931: ◆e6bTV9S.2E[saga]
2017/04/06(木) 05:49:49.73 ID:GGWjuIRv0
VRによりEVEの内部に侵入するエクスの目に映るのは、暗闇の中を光の粒子が飛び交っていて、身体がその中を浮遊した状態で高速移動している感覚。目的地に転送(いく)最中のこれは、いつまでたっても慣れない。
吐き気をこらえて、しばらく進んでいくと、目的のAIをつかさどる部分にたどり着いた。すでに解析済みの情報を思考(にゅうりょく)して、中に入る。
「…ウソ、だろ?」
目の前に広がるのは、それこそ現実と同じ草原、青空、太陽が揃っている。穏やかな風が吹き、草が海面のように波うつ。風邪が頬を撫でるのも、太陽の穏やかな暖かささえも感じられる。
現実と同じように作られたVR空間は確かに存在する。映画撮影用に、リアルな空間を作り俳優達がその中で演技をする。アクション映画などで用いられている手法だ。それでも、その空間が現実と同じ肌触りを持つことはない。
「コホン、ようやっとここにきた訳だな」
振り返る初老ぐらいの男性がそこに立っていた。

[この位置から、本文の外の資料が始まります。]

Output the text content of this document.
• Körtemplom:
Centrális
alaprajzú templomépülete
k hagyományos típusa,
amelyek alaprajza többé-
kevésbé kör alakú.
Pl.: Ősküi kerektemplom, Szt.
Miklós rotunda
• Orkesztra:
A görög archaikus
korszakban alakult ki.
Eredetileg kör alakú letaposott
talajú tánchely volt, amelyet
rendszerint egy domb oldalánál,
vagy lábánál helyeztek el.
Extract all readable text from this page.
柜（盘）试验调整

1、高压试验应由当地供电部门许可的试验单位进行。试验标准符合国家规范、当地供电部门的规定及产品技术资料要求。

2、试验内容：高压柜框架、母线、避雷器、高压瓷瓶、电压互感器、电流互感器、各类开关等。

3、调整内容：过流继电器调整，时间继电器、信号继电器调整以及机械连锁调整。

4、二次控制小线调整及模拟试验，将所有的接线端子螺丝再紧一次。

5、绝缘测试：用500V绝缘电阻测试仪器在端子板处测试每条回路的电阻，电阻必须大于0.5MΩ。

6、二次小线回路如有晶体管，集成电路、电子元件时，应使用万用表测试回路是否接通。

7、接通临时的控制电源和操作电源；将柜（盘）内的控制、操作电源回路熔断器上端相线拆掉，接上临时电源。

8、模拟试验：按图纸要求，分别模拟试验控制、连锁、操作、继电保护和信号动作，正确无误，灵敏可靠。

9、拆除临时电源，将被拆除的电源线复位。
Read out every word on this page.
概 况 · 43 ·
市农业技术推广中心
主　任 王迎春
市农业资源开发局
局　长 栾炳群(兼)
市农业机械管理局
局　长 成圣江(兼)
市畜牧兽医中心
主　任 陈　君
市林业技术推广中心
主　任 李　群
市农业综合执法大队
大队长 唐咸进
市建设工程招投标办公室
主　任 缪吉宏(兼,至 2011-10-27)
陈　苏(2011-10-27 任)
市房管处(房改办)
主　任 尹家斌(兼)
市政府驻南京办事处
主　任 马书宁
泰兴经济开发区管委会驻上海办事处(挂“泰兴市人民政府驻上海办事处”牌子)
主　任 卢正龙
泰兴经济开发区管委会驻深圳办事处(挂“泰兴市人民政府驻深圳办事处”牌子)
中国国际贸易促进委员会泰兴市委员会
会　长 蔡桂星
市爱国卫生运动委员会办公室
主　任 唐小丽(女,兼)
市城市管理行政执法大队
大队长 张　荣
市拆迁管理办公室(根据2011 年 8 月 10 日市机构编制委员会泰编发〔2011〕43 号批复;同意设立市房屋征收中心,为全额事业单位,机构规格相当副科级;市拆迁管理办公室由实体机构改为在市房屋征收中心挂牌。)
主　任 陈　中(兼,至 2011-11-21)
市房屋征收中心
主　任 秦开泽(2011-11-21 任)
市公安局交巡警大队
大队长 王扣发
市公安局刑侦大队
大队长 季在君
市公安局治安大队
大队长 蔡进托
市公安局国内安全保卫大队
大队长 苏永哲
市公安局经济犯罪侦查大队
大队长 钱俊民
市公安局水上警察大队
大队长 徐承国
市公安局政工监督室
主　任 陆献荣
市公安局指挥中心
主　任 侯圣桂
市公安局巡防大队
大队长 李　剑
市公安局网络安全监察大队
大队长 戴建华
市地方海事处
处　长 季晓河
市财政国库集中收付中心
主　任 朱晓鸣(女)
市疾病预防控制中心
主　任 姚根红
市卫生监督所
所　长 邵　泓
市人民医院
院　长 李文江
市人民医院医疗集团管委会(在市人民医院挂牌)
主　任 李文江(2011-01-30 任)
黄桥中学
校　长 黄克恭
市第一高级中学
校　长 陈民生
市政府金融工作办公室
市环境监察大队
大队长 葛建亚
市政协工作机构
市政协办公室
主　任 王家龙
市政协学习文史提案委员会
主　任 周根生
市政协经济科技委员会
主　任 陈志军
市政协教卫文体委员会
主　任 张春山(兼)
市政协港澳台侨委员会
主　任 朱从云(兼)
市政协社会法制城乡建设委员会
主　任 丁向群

品の良いスーツを纏い、カフスなどもこだわった物を身に着けているように見え、そしてとある人物との面影が重なる。
「EVEのAIを分析しようとすることは予想の範囲内ではあるからな。折角だからVR空間を用意してみた」
「あんたは…、山海沙維…」
正しくはないなと、首を振る。エクスが資料を目を通した山海そのままだったのに違うということは。
「私自身は、その山海をモデルとし、EVEとは別に用意したAI。で、君なら十分な説明になるだろう、エクス君」
そしてそのAIは、どういう訳かエクスのことを認識していた。